Yanına ulaştığımda durdum. Bu alakasız durağım onu şaşırtmışa benzemiyordu. Hâlâ öylece bakıyor, ne yapmaya çalıştığımı anlamaya çalışıyordu. Gerçekten bu ifadesi beni keyiflendiriyordu. Bunu tüm zerrelerimde hissedince dudağımın bir köşesini kıvırdım.

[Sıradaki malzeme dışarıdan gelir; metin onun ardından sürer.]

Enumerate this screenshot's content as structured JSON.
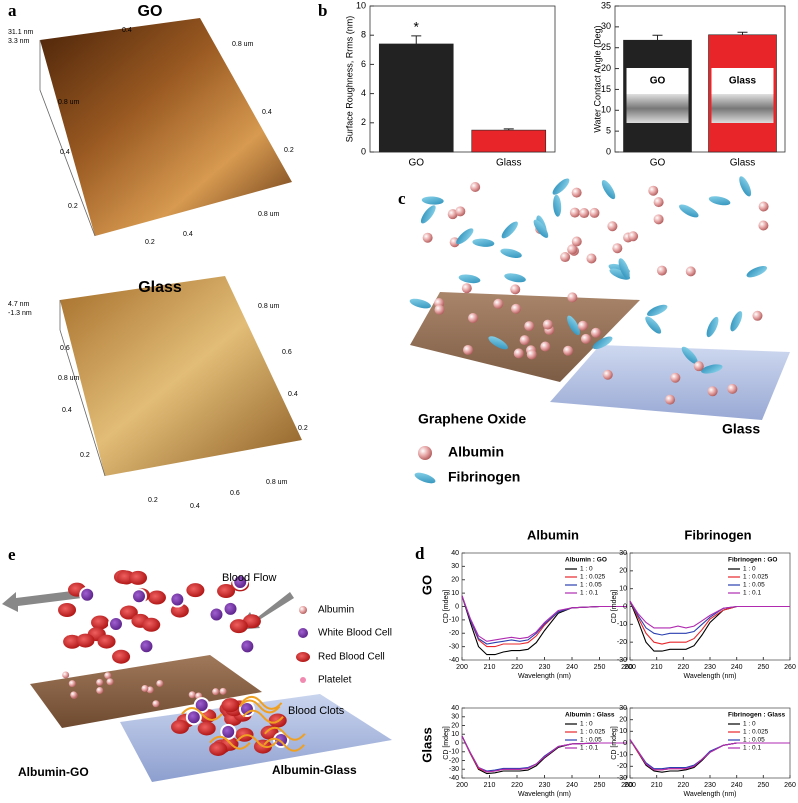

"Merhaba," diyerek bir süre daha yüzünde oyalandıktan sonra cümlemi devam ettirmek üzere yanındaki adama döndüm. "Nasılsın Mete? Gerçi bu soru dünki görüşmemizde söylediklerimden sonra kendimle çelişmek gibi olacağından sözlerimi geri aldım sayalım; çünkü sen de hâlâ aynı duruyorsun." Dudağının iç tarafını ısırıp Artun'a belli belirsiz bir bakış atmasıyla gözlerim kısıldı.

"Dün?" Meraklı, sorgular sesin sahibine yöneldim. Odağı ben olsam da soru Mete'yeydi. Onun da gözleri kısılmış ve ispatlayamayacak olsam da sinirlendiğine kalıbımı basabilirim. Bir şeyler vardı... Yolunda gitmeyen, yerine oturmayan bazı şeyler vardı. Fakat şu an kurcalama isteğim bir yana merak dahi etmiyorum.

"Dışarıda denk geldik," diye konuyu şimdilik sonlandırırken Mete'yi kurtarmak niyetinde değildim. Onunla ilgili doğru zamanı beklemekti bu. O yüzden bu hissin beni yoklamasına duyarsız kaldım.